Loss of Access to Federal Data Services Hub

Some states rely heavily on the federal data services hub that was developed specifically to consolidate access to multiple electronic data sources for the Marketplaces and Medicaid agencies to use in verifying citizenship, qualified immigration status, income, and date of birth. Should the hub be dismantled by ACA repeal, states will need to invest time and resources in establishing electronic data exchanges with individual sources or revert to paper-driven eligibility verification procedures.

High-Performing IT Systems Promote Efficient Government

The biggest obstacle in transforming Medicaid to the ACA standards was states’ continued reliance on outdated, mainframe-based computer systems, which were more than three decades old in some states. To overcome this barrier, the Centers for Medicare and Medicaid Services (CMS) extended the same level of federal funding for eligibility systems (90 percent for development and 75 percent for ongoing operations) that it has long provided for systems that handle Medicaid claims payments.

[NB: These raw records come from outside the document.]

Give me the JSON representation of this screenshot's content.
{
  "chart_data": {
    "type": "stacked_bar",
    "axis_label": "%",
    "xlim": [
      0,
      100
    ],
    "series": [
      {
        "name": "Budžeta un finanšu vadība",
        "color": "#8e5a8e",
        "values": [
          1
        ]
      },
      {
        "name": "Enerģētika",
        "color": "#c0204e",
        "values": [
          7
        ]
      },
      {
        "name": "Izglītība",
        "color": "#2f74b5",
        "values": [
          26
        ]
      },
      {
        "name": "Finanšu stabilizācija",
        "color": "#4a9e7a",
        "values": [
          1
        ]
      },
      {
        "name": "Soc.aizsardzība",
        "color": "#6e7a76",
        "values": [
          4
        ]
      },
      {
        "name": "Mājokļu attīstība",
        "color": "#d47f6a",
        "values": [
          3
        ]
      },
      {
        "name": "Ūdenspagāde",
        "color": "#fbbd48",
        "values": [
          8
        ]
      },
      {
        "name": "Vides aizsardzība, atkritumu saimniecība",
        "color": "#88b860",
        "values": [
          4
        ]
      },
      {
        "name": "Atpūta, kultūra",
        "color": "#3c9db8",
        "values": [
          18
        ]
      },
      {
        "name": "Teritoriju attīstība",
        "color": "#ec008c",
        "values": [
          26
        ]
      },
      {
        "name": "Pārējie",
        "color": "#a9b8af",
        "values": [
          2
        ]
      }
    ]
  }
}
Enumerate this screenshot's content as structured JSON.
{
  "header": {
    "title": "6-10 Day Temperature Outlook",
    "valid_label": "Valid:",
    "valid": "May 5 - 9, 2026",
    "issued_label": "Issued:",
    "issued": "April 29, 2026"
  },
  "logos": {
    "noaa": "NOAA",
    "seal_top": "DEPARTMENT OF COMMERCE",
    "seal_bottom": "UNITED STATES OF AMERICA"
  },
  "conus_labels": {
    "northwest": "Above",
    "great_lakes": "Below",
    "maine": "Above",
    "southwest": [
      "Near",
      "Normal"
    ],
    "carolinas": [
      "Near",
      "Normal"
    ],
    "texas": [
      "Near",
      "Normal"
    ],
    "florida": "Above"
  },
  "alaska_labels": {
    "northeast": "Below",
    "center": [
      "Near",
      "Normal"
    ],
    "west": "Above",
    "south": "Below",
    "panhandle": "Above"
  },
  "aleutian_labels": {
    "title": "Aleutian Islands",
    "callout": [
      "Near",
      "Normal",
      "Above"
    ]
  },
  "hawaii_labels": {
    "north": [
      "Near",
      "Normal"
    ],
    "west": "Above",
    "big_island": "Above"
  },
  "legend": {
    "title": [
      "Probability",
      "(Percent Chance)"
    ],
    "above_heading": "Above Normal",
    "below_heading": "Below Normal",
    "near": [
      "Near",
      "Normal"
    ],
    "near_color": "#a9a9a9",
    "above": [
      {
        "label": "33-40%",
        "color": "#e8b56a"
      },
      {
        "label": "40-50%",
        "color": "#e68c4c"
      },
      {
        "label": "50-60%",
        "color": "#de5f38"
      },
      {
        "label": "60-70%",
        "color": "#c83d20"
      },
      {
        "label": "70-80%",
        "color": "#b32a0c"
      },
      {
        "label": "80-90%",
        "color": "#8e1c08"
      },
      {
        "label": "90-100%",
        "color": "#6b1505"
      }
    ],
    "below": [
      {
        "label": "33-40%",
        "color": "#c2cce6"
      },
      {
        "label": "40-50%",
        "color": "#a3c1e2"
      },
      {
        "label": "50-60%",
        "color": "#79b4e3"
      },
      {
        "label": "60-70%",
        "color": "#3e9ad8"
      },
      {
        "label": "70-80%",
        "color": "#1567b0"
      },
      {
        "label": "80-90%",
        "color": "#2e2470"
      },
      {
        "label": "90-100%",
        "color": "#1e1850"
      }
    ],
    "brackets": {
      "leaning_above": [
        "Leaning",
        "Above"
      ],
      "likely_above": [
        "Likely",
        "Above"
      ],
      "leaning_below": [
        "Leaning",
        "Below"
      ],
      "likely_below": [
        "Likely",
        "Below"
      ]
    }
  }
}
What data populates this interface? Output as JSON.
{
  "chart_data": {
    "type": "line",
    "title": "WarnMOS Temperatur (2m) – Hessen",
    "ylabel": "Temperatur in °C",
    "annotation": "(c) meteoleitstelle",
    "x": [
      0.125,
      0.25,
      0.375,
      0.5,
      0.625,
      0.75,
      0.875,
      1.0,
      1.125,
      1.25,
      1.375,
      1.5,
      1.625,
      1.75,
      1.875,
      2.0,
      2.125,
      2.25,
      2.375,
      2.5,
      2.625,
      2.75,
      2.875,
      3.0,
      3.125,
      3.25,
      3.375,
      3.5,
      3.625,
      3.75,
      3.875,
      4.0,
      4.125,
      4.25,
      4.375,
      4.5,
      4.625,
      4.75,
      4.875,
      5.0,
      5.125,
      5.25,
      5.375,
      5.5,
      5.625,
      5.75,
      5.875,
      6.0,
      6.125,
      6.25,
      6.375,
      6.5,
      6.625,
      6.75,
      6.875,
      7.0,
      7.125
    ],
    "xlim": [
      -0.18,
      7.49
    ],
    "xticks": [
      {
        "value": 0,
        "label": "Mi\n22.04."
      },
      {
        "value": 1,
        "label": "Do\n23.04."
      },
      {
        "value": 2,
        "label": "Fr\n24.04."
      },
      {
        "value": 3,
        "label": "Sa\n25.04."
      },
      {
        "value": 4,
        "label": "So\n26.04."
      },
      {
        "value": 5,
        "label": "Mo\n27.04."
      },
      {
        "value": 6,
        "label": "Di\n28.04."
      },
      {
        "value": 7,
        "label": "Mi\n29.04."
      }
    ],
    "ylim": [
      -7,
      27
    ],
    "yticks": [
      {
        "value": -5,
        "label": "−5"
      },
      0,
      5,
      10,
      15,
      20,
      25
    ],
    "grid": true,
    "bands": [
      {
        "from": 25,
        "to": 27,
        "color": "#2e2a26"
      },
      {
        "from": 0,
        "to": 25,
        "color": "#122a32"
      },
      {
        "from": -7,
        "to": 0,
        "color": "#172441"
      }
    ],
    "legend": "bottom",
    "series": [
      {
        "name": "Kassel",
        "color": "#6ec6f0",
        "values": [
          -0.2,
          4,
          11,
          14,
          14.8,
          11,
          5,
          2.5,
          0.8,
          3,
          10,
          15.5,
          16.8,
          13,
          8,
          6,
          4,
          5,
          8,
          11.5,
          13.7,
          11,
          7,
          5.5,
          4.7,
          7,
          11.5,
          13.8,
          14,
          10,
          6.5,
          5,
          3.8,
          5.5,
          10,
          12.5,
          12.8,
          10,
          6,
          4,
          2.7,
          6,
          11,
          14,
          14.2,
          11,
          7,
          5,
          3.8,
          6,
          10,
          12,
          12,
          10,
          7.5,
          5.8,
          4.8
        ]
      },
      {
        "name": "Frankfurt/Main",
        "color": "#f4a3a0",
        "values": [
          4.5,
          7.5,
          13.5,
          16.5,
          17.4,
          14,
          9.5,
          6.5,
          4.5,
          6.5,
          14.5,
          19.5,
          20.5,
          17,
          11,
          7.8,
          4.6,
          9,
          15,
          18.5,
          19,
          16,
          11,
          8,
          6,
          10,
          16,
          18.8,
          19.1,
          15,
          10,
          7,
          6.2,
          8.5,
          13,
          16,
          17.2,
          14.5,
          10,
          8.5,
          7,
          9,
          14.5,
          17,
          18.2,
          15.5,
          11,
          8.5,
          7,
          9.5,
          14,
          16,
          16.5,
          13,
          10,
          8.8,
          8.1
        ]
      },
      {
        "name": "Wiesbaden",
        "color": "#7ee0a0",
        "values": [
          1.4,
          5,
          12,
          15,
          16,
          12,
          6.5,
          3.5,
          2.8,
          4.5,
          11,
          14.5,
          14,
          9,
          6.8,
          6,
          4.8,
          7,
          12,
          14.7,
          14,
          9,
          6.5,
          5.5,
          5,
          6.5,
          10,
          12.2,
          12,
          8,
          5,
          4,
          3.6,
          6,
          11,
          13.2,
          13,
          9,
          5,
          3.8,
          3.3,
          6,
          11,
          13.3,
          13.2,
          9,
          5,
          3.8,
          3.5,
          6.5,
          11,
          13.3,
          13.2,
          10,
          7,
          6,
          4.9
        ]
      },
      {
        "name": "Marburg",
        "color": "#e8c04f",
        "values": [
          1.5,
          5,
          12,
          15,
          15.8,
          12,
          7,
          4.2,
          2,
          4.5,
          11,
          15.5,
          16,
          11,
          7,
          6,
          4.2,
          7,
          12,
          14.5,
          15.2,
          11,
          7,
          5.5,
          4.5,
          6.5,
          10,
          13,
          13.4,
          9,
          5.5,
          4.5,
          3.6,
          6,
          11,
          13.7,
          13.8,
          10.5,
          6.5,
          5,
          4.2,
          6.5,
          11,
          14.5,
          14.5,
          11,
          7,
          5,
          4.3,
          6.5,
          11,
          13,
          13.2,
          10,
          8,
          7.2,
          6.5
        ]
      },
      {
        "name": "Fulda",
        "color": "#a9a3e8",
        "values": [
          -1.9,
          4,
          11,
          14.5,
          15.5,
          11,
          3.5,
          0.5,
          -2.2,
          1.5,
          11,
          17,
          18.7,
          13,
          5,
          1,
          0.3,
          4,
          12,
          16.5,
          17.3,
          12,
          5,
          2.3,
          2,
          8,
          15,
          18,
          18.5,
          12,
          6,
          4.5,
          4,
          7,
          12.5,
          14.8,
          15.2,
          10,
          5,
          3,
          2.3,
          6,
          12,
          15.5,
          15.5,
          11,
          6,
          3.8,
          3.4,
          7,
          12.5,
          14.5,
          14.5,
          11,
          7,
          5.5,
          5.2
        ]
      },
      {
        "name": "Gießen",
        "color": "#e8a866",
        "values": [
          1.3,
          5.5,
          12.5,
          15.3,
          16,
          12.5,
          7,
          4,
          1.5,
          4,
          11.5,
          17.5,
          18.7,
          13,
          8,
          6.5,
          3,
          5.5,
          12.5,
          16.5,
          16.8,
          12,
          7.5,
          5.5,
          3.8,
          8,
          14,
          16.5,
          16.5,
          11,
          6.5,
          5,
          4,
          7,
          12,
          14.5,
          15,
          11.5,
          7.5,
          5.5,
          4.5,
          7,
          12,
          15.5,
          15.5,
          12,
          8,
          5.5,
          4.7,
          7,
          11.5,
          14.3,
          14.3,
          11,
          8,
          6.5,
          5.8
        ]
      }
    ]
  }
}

While some states continue to work on core eligibility functions, others are in the process of maximizing system features and web-based consumer tools like mobile-friendly applications and online accounts common in private business today. These applications promote efficient government by reducing the need for state employees to make manual updates to enrollment systems. Although not directly tied to the ACA, loss of enhanced federal support for eligibility systems would be catastrophic for states and leave a number of states in the untenable situation of having an unfinished technology platform.

Reversing the MAGI-based rules would send states back to the drawing board in the design of their business processes and systems, re-introducing the kind of upheaval experienced during initial implementation. In fact, the National Association of Medicaid Directors (NAMD) is on record stating that “revising this (MAGI) income eligibility standard would come at a significant cost to states and the federal government, and possibly cause states to re-procure new eligibility systems once again.” NAMD cautions that “careful consideration should be given to the impact that reverting to prior eligibility standards would have on Medicaid operations.”

Repealing the MAGI-based rules will be hugely problematic for states and low-income individuals and families who will face additional barriers to coverage. Moreover, reverting to pre-ACA rules would be a horrendous waste of the multi-billion dollar outlay of money, staff time, and other resources that states and the federal government have invested in making Medicaid work better.